2. Compute descriptive statistics (mean, standard deviation, etc.).
3. Perform a simple linear fit to the data.
4. Plot raw data and fitted model using **matplotlib**.
5. Interpret residuals and goodness‑of‑fit.

## 1 · Import libraries

In [None]:
import numpy as np
import pandas as pd
import matplotlib.pyplot as plt
%matplotlib inline

## 2 · Load experimental data

In [None]:
df = pd.read_csv('sample_experiment.csv')  # ensure the CSV is in the same folder
df.head()

### Quick inspection

In [None]:
df.info()
df.describe()

## 3 · Basic statistics

In [None]:
# Using pandas built‑ins
mean_v = df['voltage_V'].mean()
std_v = df['voltage_V'].std(ddof=0)  # population std
print(f'mean = {mean_v:.3f} V,  σ = {std_v:.3f} V')

# Same with NumPy
mean_np = np.mean(df['voltage_V'].values)
std_np = np.std(df['voltage_V'].values)
print(f'(NumPy) mean = {mean_np:.3f} V,  σ = {std_np:.3f} V')

### Custom helper (optional)

In [None]:
def rms(arr):
    """Root‑mean‑square of a 1‑D array"""
    return np.sqrt(np.mean(np.square(arr)))

print('RMS voltage:', rms(df['voltage_V']).round(3), 'V')

## 4 · Visualising the data

In [None]:
fig, ax = plt.subplots()
ax.scatter(df['time_s'], df['voltage_V'], label='measurement', alpha=0.8)
ax.set_xlabel('Time [s]')
ax.set_ylabel('Voltage [V]')
ax.set_title('Experimental data')
ax.legend(); plt.show()

## 5 · Linear fit

In [None]:
coeffs = np.polyfit(df['time_s'], df['voltage_V'], deg=1)  # slope, intercept
slope, intercept = coeffs
print(f'slope = {slope:.3f} V/s,  intercept = {intercept:.3f} V')

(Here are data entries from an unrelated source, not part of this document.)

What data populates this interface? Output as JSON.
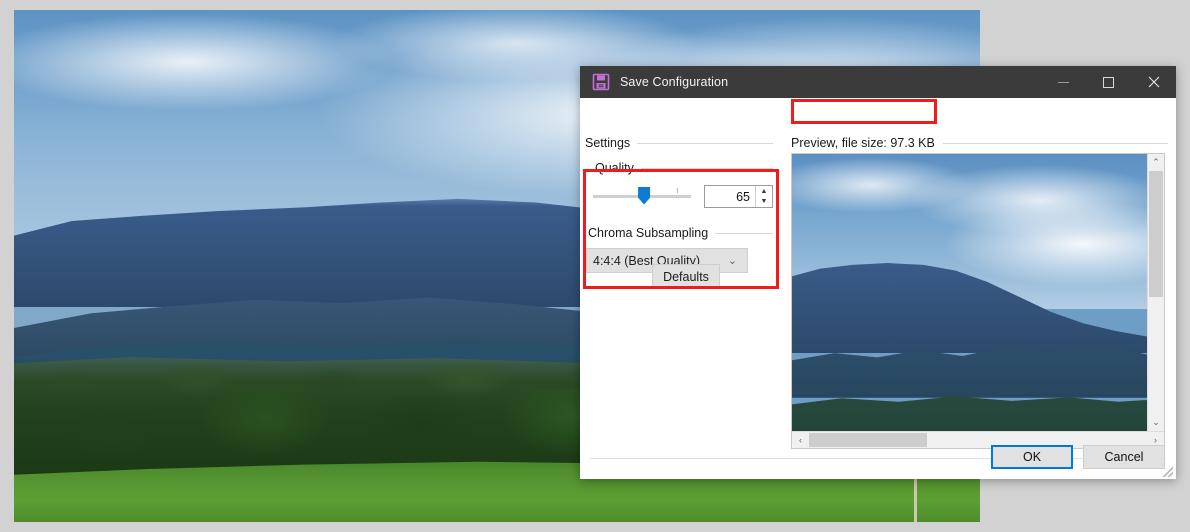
{
  "background": {
    "image_description": "mountain-landscape-photo"
  },
  "dialog": {
    "title": "Save Configuration",
    "title_icon": "save-floppy-icon",
    "window_controls": {
      "minimize": "minimize-icon",
      "maximize": "maximize-icon",
      "close": "close-icon"
    },
    "settings": {
      "group_label": "Settings",
      "quality": {
        "label": "Quality",
        "value": "65",
        "slider_position_percent": 52,
        "spin_up": "▲",
        "spin_down": "▼"
      },
      "chroma": {
        "label": "Chroma Subsampling",
        "selected": "4:4:4 (Best Quality)",
        "chevron": "⌄"
      },
      "defaults_button": "Defaults"
    },
    "preview": {
      "label": "Preview, file size: 97.3 KB",
      "file_size": "97.3 KB",
      "vertical_scrollbar": {
        "up_arrow": "⌃",
        "down_arrow": "⌄"
      },
      "horizontal_scrollbar": {
        "left_arrow": "‹",
        "right_arrow": "›"
      }
    },
    "footer": {
      "ok_button": "OK",
      "cancel_button": "Cancel"
    }
  },
  "annotations": {
    "highlight_color": "#ee1c1c",
    "settings_box": "red-highlight-settings",
    "preview_box": "red-highlight-preview"
  },
  "colors": {
    "titlebar": "#3b3b3b",
    "accent": "#0078d7",
    "slider_thumb": "#0f7ad4",
    "desktop_background": "#d2d2d2"
  }
}
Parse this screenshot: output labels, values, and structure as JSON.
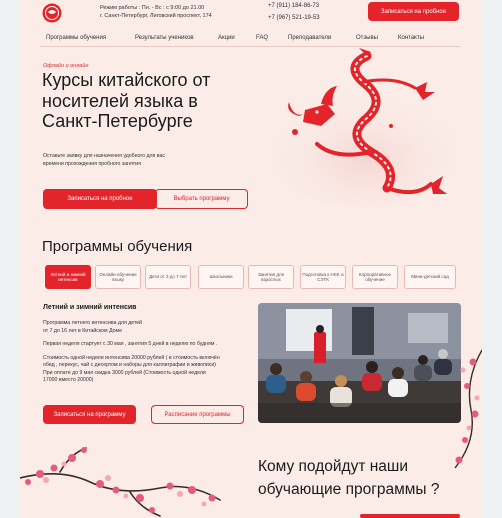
{
  "header": {
    "hours": "Режим работы : Пн. - Вс : с 9:00 до 21.00",
    "address": "г. Санкт-Петербург, Лиговский проспект, 174",
    "phone1": "+7 (911) 184-86-73",
    "phone2": "+7 (967) 521-19-53",
    "cta": "Записаться на пробное"
  },
  "nav": [
    "Программы обучения",
    "Результаты учеников",
    "Акции",
    "FAQ",
    "Преподаватели",
    "Отзывы",
    "Контакты"
  ],
  "hero": {
    "eyebrow": "Офлайн и онлайн",
    "title_line1": "Курсы китайского от",
    "title_line2": "носителей языка в",
    "title_line3": "Санкт-Петербурге",
    "subtitle_line1": "Оставьте заявку для назначения удобного для вас",
    "subtitle_line2": "времени прохождения пробного занятия",
    "primary_btn": "Записаться на пробное",
    "secondary_btn": "Выбрать программу"
  },
  "programs": {
    "heading": "Программы обучения",
    "tabs": [
      "Летний и зимний интенсив",
      "Онлайн-обучение языку",
      "Дети от 3 до 7 лет",
      "Школьники",
      "Занятия для взрослых",
      "Подготовка к HSK и СЭТК",
      "Корпоративное обучение",
      "Мини-детский сад"
    ],
    "card_title": "Летний и зимний интенсив",
    "p1_line1": "Программа летнего интенсива для детей",
    "p1_line2": "от 7 до 16 лет в Китайском Доме",
    "p2": "Первая неделя стартует с 30 мая , занятия 5 дней в неделю по будням .",
    "p3_line1": "Стоимость одной недели интенсива 20000 рублей ( в стоимость включён",
    "p3_line2": "обед , перекус, чай с десертом и наборы для каллиграфии и живописи)",
    "p3_line3": "При оплате до 9 мая скидка 3000 рублей (Стоимость одной недели",
    "p3_line4": "17000 вместо 20000)",
    "btn_signup": "Записаться на программу",
    "btn_schedule": "Расписание программы"
  },
  "audience": {
    "heading_line1": "Кому подойдут наши",
    "heading_line2": "обучающие программы ?"
  },
  "colors": {
    "accent": "#e3242b",
    "background": "#fbece8"
  }
}
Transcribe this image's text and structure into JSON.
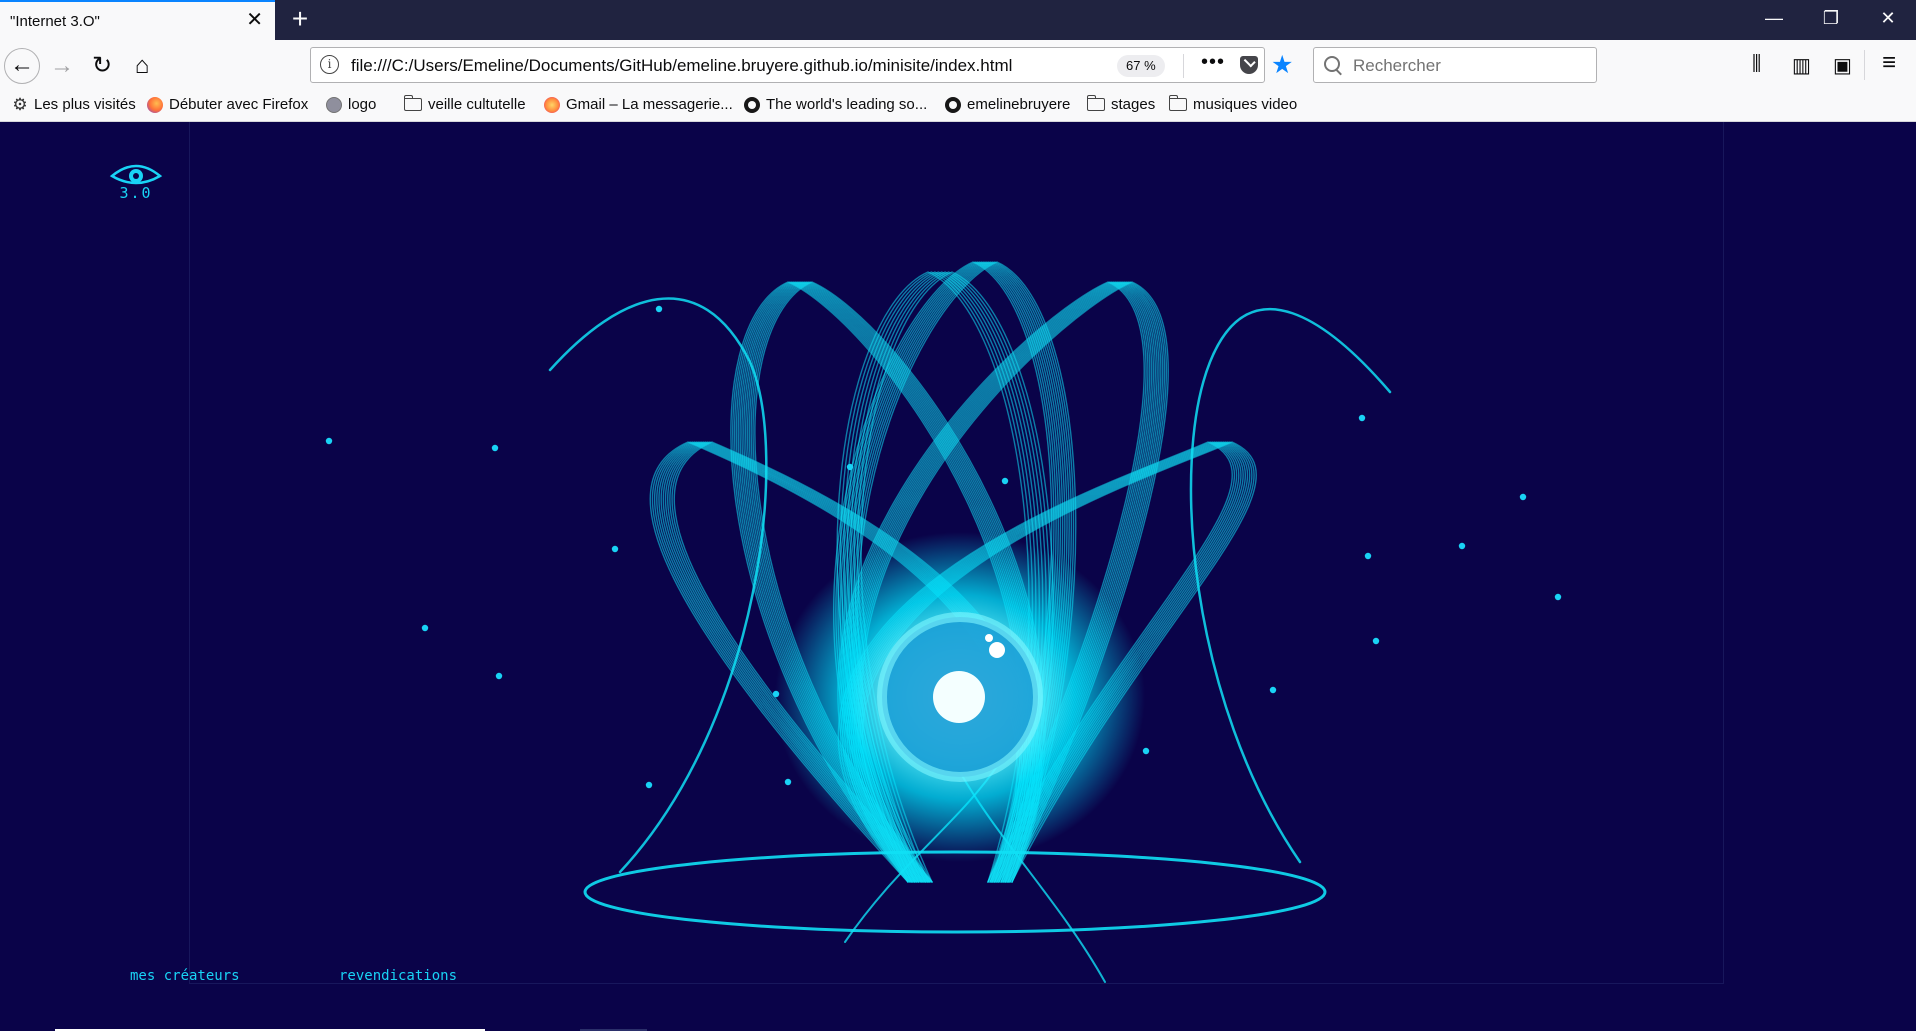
{
  "browser": {
    "tab_title": "\"Internet 3.O\"",
    "tab_close": "✕",
    "new_tab": "+",
    "window": {
      "minimize": "—",
      "restore": "❐",
      "close": "✕"
    },
    "url": "file:///C:/Users/Emeline/Documents/GitHub/emeline.bruyere.github.io/minisite/index.html",
    "zoom": "67 %",
    "page_actions": "•••",
    "search_placeholder": "Rechercher",
    "back_glyph": "←",
    "forward_glyph": "→",
    "reload_glyph": "↻",
    "home_glyph": "⌂",
    "info_glyph": "i",
    "star_glyph": "★",
    "library_glyph": "⫼",
    "sidebar_glyph": "▥",
    "ext_glyph": "▣",
    "menu_glyph": "≡",
    "gear_glyph": "⚙"
  },
  "bookmarks": [
    {
      "label": "Les plus visités",
      "icon": "gear-icon"
    },
    {
      "label": "Débuter avec Firefox",
      "icon": "firefox-icon"
    },
    {
      "label": "logo",
      "icon": "globe-icon"
    },
    {
      "label": "veille cultutelle",
      "icon": "folder-icon"
    },
    {
      "label": "Gmail – La messagerie...",
      "icon": "firefox-icon"
    },
    {
      "label": "The world's leading so...",
      "icon": "github-icon"
    },
    {
      "label": "emelinebruyere",
      "icon": "github-icon"
    },
    {
      "label": "stages",
      "icon": "folder-icon"
    },
    {
      "label": "musiques video",
      "icon": "folder-icon"
    }
  ],
  "page": {
    "logo_text": "3.0",
    "links": {
      "creators": "mes créateurs",
      "claims": "revendications"
    },
    "colors": {
      "background": "#0a0349",
      "accent": "#19d3f5",
      "glow": "#00e5ff"
    }
  }
}
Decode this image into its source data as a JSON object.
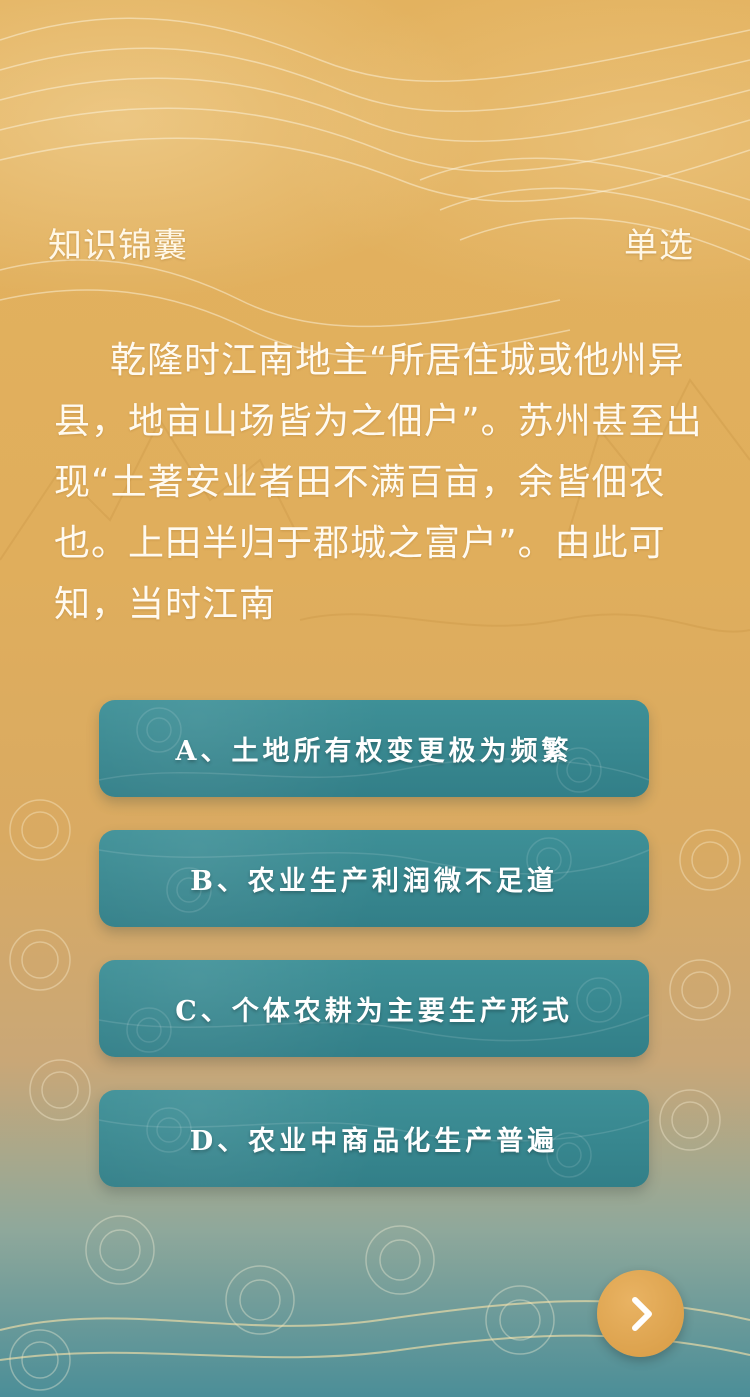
{
  "header": {
    "left_title": "知识锦囊",
    "right_label": "单选"
  },
  "question": {
    "text": "乾隆时江南地主“所居住城或他州异县，地亩山场皆为之佃户”。苏州甚至出现“土著安业者田不满百亩，余皆佃农也。上田半归于郡城之富户”。由此可知，当时江南"
  },
  "options": [
    {
      "label": "A、土地所有权变更极为频繁"
    },
    {
      "label": "B、农业生产利润微不足道"
    },
    {
      "label": "C、个体农耕为主要生产形式"
    },
    {
      "label": "D、农业中商品化生产普遍"
    }
  ],
  "next_button": {
    "icon": "chevron-right-icon"
  },
  "colors": {
    "background_top": "#e3b25f",
    "background_bottom": "#4b8e98",
    "option_teal": "#3a8a92",
    "next_button_gold": "#dca34d",
    "text_light": "#fffaf0"
  }
}
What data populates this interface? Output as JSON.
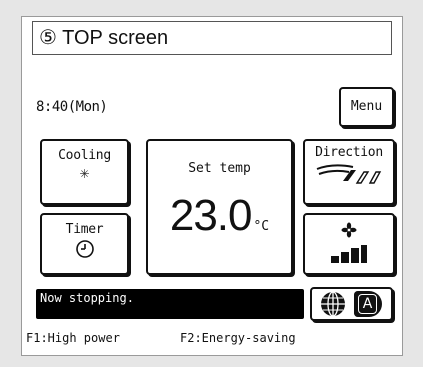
{
  "caption": "⑤ TOP screen",
  "clock": "8:40(Mon)",
  "menu_label": "Menu",
  "mode": {
    "label": "Cooling",
    "icon": "snowflake-icon",
    "glyph": "✳"
  },
  "timer": {
    "label": "Timer",
    "icon": "clock-icon"
  },
  "temperature": {
    "label": "Set temp",
    "value": "23.0",
    "unit": "°C"
  },
  "direction": {
    "label": "Direction",
    "icon": "airflow-direction-icon"
  },
  "fan": {
    "icon": "fan-icon",
    "speed_level_icon": "fan-speed-bars-icon"
  },
  "status": "Now stopping.",
  "language_button": {
    "icons": [
      "globe-icon",
      "letter-a-icon"
    ],
    "letter": "A"
  },
  "function_keys": {
    "f1": "F1:High power",
    "f2": "F2:Energy-saving"
  },
  "colors": {
    "screen": "#ffffff",
    "status_bg": "#000000",
    "ink": "#111111",
    "page": "#e6e6e6"
  }
}
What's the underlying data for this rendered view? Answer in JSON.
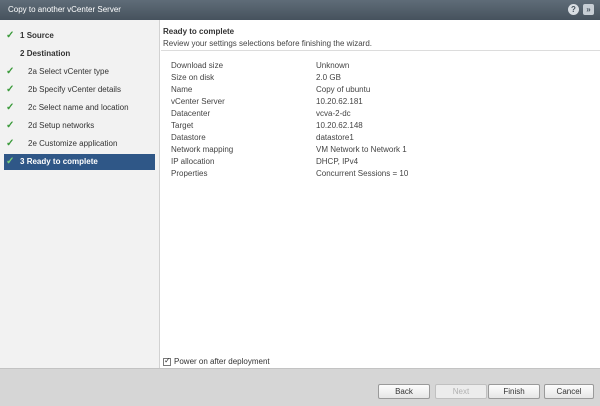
{
  "window": {
    "title": "Copy to another vCenter Server"
  },
  "steps": [
    {
      "num": "1",
      "label": "Source",
      "level": "main",
      "done": true
    },
    {
      "num": "2",
      "label": "Destination",
      "level": "main",
      "done": false
    },
    {
      "num": "2a",
      "label": "Select vCenter type",
      "level": "sub",
      "done": true
    },
    {
      "num": "2b",
      "label": "Specify vCenter details",
      "level": "sub",
      "done": true
    },
    {
      "num": "2c",
      "label": "Select name and location",
      "level": "sub",
      "done": true
    },
    {
      "num": "2d",
      "label": "Setup networks",
      "level": "sub",
      "done": true
    },
    {
      "num": "2e",
      "label": "Customize application",
      "level": "sub",
      "done": true
    },
    {
      "num": "3",
      "label": "Ready to complete",
      "level": "main",
      "done": true,
      "active": true
    }
  ],
  "page": {
    "heading": "Ready to complete",
    "subheading": "Review your settings selections before finishing the wizard."
  },
  "summary": [
    {
      "label": "Download size",
      "value": "Unknown"
    },
    {
      "label": "Size on disk",
      "value": "2.0 GB"
    },
    {
      "label": "Name",
      "value": "Copy of ubuntu"
    },
    {
      "label": "vCenter Server",
      "value": "10.20.62.181"
    },
    {
      "label": "Datacenter",
      "value": "vcva-2-dc"
    },
    {
      "label": "Target",
      "value": "10.20.62.148"
    },
    {
      "label": "Datastore",
      "value": "datastore1"
    },
    {
      "label": "Network mapping",
      "value": "VM Network to Network 1"
    },
    {
      "label": "IP allocation",
      "value": "DHCP, IPv4"
    },
    {
      "label": "Properties",
      "value": "Concurrent Sessions = 10"
    }
  ],
  "power_on": {
    "label": "Power on after deployment",
    "checked": true
  },
  "buttons": {
    "back": "Back",
    "next": "Next",
    "finish": "Finish",
    "cancel": "Cancel"
  }
}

fit_line = np.poly1d(coeffs)

fig, ax = plt.subplots()
ax.scatter(df['time_s'], df['voltage_V'], alpha=0.8, label='measurement')
ax.plot(df['time_s'], fit_line(df['time_s']), color='red', label='linear fit')
ax.set_xlabel('Time [s]'); ax.set_ylabel('Voltage [V]')
ax.legend(); ax.set_title('Linear fit to data'); plt.show()

### Residual analysis

In [None]:
residuals = df['voltage_V'] - fit_line(df['time_s'])
rmse = np.sqrt(np.mean(residuals**2))
print(f'RMSE = {rmse:.3f} V')

fig, ax = plt.subplots()
ax.hist(residuals, bins=10)
ax.set_xlabel('Residual [V]'); ax.set_ylabel('Count')
ax.set_title('Residual distribution'); plt.show()


## 6 · Your turn ✍️

1. **Median & MAD** – compute the median voltage and median absolute deviation (MAD).  
2. **Alternative fit** – try fitting a quadratic (`deg=2`) and compare RMSE.  
3. **Export** – save your cleaned DataFrame to `clean_experiment.csv`.


## 7 · Summary
You loaded a dataset, explored descriptive statistics, performed a linear fit, and visualised both the raw data and model. These are the essential steps of a basic data‑analysis workflow—ready for your own experimental measurements!